Day 1 - June 07
Poster Competition: Procedure-Aware Pretraining for Instructional Video Understanding
Instructional videos depict humans demonstrating how to perform multi-step tasks such as cooking, repairing, etc. Building good video representations from instructional videos is challenging due to the small amount of video annotations available. This makes extracting the procedural knowledge such as the identity of the task (e.g., ‘make latte’), its steps (e.g., ‘pour milk’) challenging. Our insight is that instructions for procedures depict sequences of steps that repeat between instances of the same or different tasks, and that this structure can be well represented by a Procedural Knowledge Graph, where nodes are discrete steps and edges connect steps that occur sequentially in the instructional activities.
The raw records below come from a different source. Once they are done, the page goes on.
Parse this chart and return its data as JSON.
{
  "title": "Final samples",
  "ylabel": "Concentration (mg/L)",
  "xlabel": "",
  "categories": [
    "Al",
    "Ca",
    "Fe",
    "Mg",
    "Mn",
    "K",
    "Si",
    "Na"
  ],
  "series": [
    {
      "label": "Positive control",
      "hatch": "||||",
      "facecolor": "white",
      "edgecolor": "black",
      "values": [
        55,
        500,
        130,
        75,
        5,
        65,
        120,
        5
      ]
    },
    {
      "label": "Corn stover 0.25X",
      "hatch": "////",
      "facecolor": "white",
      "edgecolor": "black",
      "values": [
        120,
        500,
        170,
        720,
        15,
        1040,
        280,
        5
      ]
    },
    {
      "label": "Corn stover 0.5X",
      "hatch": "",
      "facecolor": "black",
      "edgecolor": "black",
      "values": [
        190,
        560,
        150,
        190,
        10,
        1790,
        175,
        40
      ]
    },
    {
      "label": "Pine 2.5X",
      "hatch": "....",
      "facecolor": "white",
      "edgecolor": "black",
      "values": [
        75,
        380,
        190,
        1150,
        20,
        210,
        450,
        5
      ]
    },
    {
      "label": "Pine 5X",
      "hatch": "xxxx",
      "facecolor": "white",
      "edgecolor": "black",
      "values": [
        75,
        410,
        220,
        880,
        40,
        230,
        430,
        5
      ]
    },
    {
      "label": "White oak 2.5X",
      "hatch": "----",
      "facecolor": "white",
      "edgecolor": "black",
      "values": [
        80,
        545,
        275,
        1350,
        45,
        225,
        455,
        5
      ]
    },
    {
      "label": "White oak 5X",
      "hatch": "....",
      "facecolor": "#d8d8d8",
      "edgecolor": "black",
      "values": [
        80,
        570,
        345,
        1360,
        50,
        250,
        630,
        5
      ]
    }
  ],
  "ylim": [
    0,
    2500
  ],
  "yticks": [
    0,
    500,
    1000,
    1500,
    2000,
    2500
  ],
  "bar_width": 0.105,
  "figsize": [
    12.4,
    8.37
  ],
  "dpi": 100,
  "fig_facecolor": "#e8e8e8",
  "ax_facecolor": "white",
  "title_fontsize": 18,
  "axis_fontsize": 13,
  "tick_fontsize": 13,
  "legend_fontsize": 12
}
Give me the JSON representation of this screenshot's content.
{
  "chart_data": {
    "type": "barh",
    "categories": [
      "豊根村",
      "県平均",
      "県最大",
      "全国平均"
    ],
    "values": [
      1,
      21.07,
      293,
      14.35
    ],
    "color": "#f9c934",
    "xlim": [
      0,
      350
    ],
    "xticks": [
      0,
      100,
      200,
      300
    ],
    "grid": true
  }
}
This graph can then be used to generate pseudo labels to train a video representation that encodes the procedural knowledge in a more accessible form to generalize to multiple procedure understanding tasks. We call this Procedural Knowledge Graph based pre-training method and the resulting model Paprika, Procedure-Aware PRe-training for Instructional Knowledge Acquisition. We evaluate Paprika on COIN and CrossTask for procedure understanding tasks such as task recognition, step recognition, and step forecasting. Paprika yields a video representation that improves over the state of the art: up to 11.23% gains in accuracy in 12 evaluation settings.